Senate debates

Tuesday, 25 June 2024

Bills

Appropriation Bill (No. 5) 2023-2024, Appropriation Bill (No. 6) 2023-2024, Appropriation Bill (No. 1) 2024-2025, Appropriation Bill (No. 2) 2024-2025, Appropriation (Parliamentary Departments) Bill (No. 1) 2024-2025; Second Reading

12:14 pm

Photo of James McGrathJames McGrath (Queensland, Liberal National Party, Shadow Assistant Minister to the Leader of the Opposition) Share this | Hansard source

I rise to speak on the appropriation bills 2024-25 and the supplementary additional appropriation bills 2023-24. Combined, Appropriation Bill (No. 1) 2024-2025, Appropriation Bill (No. 2) 2024-2025 and the Appropriation (Parliamentary Departments) Bill (No. 1) 2024-2025 provide for funds from consolidated revenue for the 2024-25 financial year. Collectively these bills provide for expenditure worth $187.5 billion to support the operation of government for the financial year 2024-25.

The opposition will be supporting these bills; however, the budget handed down with these appropriation bills fails Australians. Australians needed a budget that got back to basics, and this was a budget that didn't. This means we needed a budget that restored our standard of living by finally addressing inflation and the pressures being felt by families at the check-out and in their energy bills, a budget that restored prosperity and created opportunity by supporting small businesses and helping young Australians into a home, and a budget that restored budget discipline and honesty by restraining spending, by bringing back the fiscal guardrails and a tax-to-GDP gap, and by delivering a structural surplus, not a windfall surplus.
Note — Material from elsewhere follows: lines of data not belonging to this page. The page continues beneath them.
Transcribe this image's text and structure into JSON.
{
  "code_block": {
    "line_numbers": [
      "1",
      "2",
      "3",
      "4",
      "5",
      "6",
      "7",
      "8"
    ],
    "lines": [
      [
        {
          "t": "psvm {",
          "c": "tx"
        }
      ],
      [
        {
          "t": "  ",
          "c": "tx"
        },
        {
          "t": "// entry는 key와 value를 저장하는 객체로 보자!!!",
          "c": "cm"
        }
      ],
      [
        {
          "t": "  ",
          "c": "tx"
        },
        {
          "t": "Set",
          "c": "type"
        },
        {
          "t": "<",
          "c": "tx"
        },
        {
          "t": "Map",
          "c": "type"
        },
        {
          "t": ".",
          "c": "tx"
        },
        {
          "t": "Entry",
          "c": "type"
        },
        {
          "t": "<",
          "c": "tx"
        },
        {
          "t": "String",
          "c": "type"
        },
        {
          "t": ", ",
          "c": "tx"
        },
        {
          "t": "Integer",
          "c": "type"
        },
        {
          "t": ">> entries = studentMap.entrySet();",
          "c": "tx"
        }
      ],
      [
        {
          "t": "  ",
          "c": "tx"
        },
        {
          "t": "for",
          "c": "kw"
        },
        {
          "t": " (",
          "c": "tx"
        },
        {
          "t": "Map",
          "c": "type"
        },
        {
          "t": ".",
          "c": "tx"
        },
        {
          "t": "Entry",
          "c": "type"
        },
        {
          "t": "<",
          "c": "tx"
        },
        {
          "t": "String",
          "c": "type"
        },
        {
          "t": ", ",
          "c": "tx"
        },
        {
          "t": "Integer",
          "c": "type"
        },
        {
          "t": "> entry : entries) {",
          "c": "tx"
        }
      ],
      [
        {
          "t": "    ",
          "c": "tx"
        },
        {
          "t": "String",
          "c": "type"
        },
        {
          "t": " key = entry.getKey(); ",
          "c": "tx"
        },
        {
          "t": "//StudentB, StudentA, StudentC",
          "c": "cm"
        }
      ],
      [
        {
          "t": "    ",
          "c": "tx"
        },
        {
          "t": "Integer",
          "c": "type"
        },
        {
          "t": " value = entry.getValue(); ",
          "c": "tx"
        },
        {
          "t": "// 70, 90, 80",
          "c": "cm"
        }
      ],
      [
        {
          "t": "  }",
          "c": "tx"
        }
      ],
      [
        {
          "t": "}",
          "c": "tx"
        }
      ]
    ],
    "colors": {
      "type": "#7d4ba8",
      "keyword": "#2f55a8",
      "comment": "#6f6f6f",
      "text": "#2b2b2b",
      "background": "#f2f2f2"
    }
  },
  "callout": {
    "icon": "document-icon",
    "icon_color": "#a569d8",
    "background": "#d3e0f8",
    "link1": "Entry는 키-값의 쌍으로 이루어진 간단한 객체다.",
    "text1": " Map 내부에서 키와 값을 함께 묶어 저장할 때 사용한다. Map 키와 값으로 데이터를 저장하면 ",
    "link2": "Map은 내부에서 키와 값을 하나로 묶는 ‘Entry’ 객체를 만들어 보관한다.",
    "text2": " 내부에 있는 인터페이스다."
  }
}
Labor's budget failed all of these tests. It simply delivered higher spending. Prime Minister Albanese and Treasurer Chalmer's budget tried to put bandaids on bullet wounds rather than deliver structural solutions to the cost-of-living crisis that Australians are facing under this Labor government. This Labor government would rather give handouts to Australians facing energy and housing pressure than tackle the issues that are driving these pressures: the supply of energy and the supply of new houses. The fact is that Australians still won't see the $275 reduction in their energy bills that the Prime Minister promised 97 times before the last election. In fact, many Australians would need to see a $1,000 cut in their power bills just to get to the promised $275 reduction.

On a similar basis, the Prime Minister promised cheaper mortgages to the Australian people if he was elected. But three years later the average Australian householder with a mortgage is $35,000 worse off, and according to experts this budget is likely to simply keep those rates higher for longer. As Michael Blythe, the chief economist at PinPoint Macro, said, the budget 'adds to the higher-for-longer interest rate thesis'. And Cherelle Murphy, the chief economist at EY, said

… the Budget has thwarted the task of tightening the structural deficit.

It also undermines the Government's inflation forecast—which was lowered below the Reserve Bank's forecast and assumed to drop into the 2-3 per cent target band by the end of this year.

The government's energy bill relief is simply a 'political trick', according to former Reserve Bank board member Warwick McKibbin, and 'smoke and mirrors', according to KPMG's chief economist, Brendan Rynne. What no-one else has called it is a long-term solution to Labor's high energy prices. So this was a bad budget. It was a bad budget and the wrong budget for these economic times, and we will continue to hold the government to account for it.

In addition, the supplementary additional appropriation bill of 2023-24 provides for the general purpose of government for the fiscal year 2023-24. Appropriation Bill (No. 5) 2023-2024 provides a further $2.1 billion for the ordinary services of government, including $1.17 billion for the Social Services portfolio. Appropriation Bill (No. 6) 2023-2024 provides just under half a billion dollars for certain expenditures relating to non-operating costs, including payments to the states and local government. The majority of this, $452 million, is for the Department of Defence. This expenditure allows for a reclassification from 'operating' to 'capital'.

The opposition will be supporting the passage of these bills, as we have the passage of the initial appropriation bill of 2023-24 and the additional appropriation bill of 2024-25. I also note the second reading amendment to the motion circulated by the Greens to progress these bills. The coalition knows the important role that gas has as a transition fuel to net zero and will be opposing that amendment.